Телефон продолжал звонить, подмигивая красной лампочкой — обычный гостиничный телефон, весь усеянный кнопками. Позвонить на такой аппарат напрямую из города невозможно, только через коммутатор. Из номера в номер? Впрочем, что гадать? Узнаем…
Он снял трубку, одновременно посмотрев на свой «Патек Филипп» — половина третьего ночи.
— Месье Таччини? Доброй ночи! Я прошу прощения за то, что беспокою вас, — судя по голосу, портье действительно испытывал неловкость оттого, что так поздно разбудил постояльца. — Но меня убедили в том, что вы ждете звонка. Если же нет, то еще раз прошу меня извинить — я немедленно отключаюсь!
— Кто убедил? — буркнул Таччини.
— Простите? — не понял портье.
— Кто мне звонит?
— Ах, да, месье… Звонок от месье Розенберга. Могу я соединить вас, месье?
— Соединяйте…
— Доброй ночи! — голос у Розенберга был бодрый. Или он не хотел спать, или уже выспался. — Я смотрю, вы любите Париж?
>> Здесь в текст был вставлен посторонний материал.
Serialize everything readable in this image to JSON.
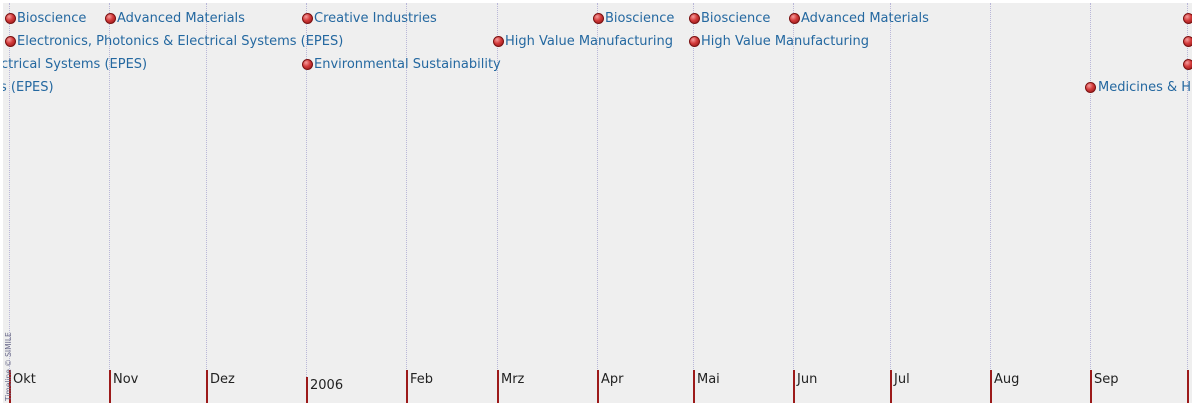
{
  "copyright": "Timeline © SIMILE",
  "months": [
    {
      "label": "Okt"
    },
    {
      "label": "Nov"
    },
    {
      "label": "Dez"
    },
    {
      "label": "2006",
      "year": true
    },
    {
      "label": "Feb"
    },
    {
      "label": "Mrz"
    },
    {
      "label": "Apr"
    },
    {
      "label": "Mai"
    },
    {
      "label": "Jun"
    },
    {
      "label": "Jul"
    },
    {
      "label": "Aug"
    },
    {
      "label": "Sep"
    },
    {
      "label": ""
    }
  ],
  "events": [
    {
      "label": "Bioscience"
    },
    {
      "label": "Advanced Materials"
    },
    {
      "label": "Creative Industries"
    },
    {
      "label": "Bioscience"
    },
    {
      "label": "Bioscience"
    },
    {
      "label": "Advanced Materials"
    },
    {
      "label": "Electronics, Photonics & Electrical Systems (EPES)"
    },
    {
      "label": "High Value Manufacturing"
    },
    {
      "label": "High Value Manufacturing"
    },
    {
      "label": "ctrical Systems (EPES)"
    },
    {
      "label": "Environmental Sustainability"
    },
    {
      "label": "s (EPES)"
    },
    {
      "label": "Medicines & H"
    }
  ]
}
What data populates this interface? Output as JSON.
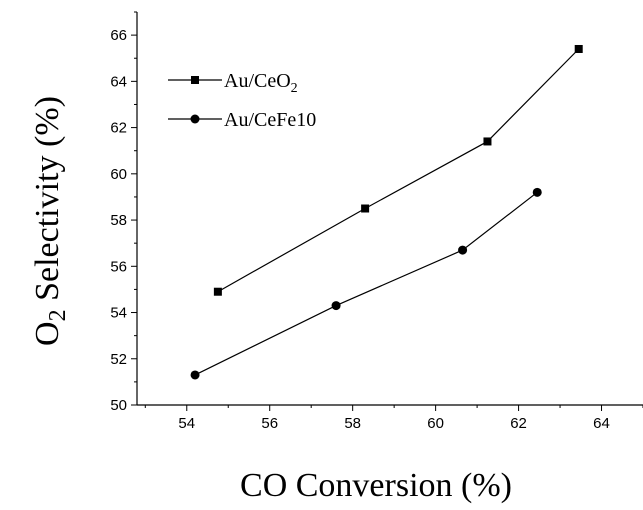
{
  "chart_data": {
    "type": "line",
    "title": "",
    "xlabel": "CO Conversion (%)",
    "ylabel_main": "O",
    "ylabel_sub": "2",
    "ylabel_rest": " Selectivity (%)",
    "xlim": [
      52.8,
      65
    ],
    "ylim": [
      50,
      67
    ],
    "xticks": [
      54,
      56,
      58,
      60,
      62,
      64
    ],
    "yticks": [
      50,
      52,
      54,
      56,
      58,
      60,
      62,
      64,
      66
    ],
    "grid": false,
    "legend_position": "top-left",
    "series": [
      {
        "name": "Au/CeO2",
        "name_main": "Au/CeO",
        "name_sub": "2",
        "marker": "square",
        "color": "#000000",
        "x": [
          54.75,
          58.3,
          61.25,
          63.45
        ],
        "y": [
          54.9,
          58.5,
          61.4,
          65.4
        ]
      },
      {
        "name": "Au/CeFe10",
        "name_main": "Au/CeFe10",
        "name_sub": "",
        "marker": "circle",
        "color": "#000000",
        "x": [
          54.2,
          57.6,
          60.65,
          62.45
        ],
        "y": [
          51.3,
          54.3,
          56.7,
          59.2
        ]
      }
    ]
  }
}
— Да, я люблю Париж, — сказал итальянец не особо дружелюбно. — Вы решили перезвонить мне, Розенберг, после того, как я двое суток безрезультатно обрываю вам телефоны?
— Мне обрываете? Телефоны? — искренне удивился Розенберг. — У вас есть мой номер? Странно. Я, в принципе, сам не знаю своего номера. Так получается по жизни — сегодня один телефон, завтра — другой… Разве у вас не так?
— У меня по-разному, — отрезал Таччини. — Я искал вас, ваших хозяев, кого-нибудь, с кем можно обсудить сложившуюся проблему…
— Мой дорогой синьор Таччини, — проворковал Розенберг. — Хочу вам сообщить, что ни у меня, ни у, как вы выразились, моих хозяев никакой проблемы не сложилось. Она, наверное, сложилась у вас. Но позвольте напомнить наши предварительные договоренности: ваша проблема — это только ваша проблема. Не моя. Не моих хозяев. Только ваша. Мы дали вам срок — урегулировать свои вопросы вы должны были до сегодняшней полуночи. Мои наниматели гарантировали невмешательство. Только невмешательство. Отвернуться, знаете ли, это одно, а вот поддержать — уже совсем другое.
— Для чего вы мне звоните, Розенберг?
— Я звоню, чтобы сообщить вам, Таччини, что время вышло. Начиная с двенадцати часов ваши люди на территории Израиля вне закона.
— Вот, значит, как…
— Вы ждете аплодисментов? Поинтересуйтесь, что натворили ваши посланцы за два последних дня! Просто уму непостижимо. Откуда у вас такие отморозки?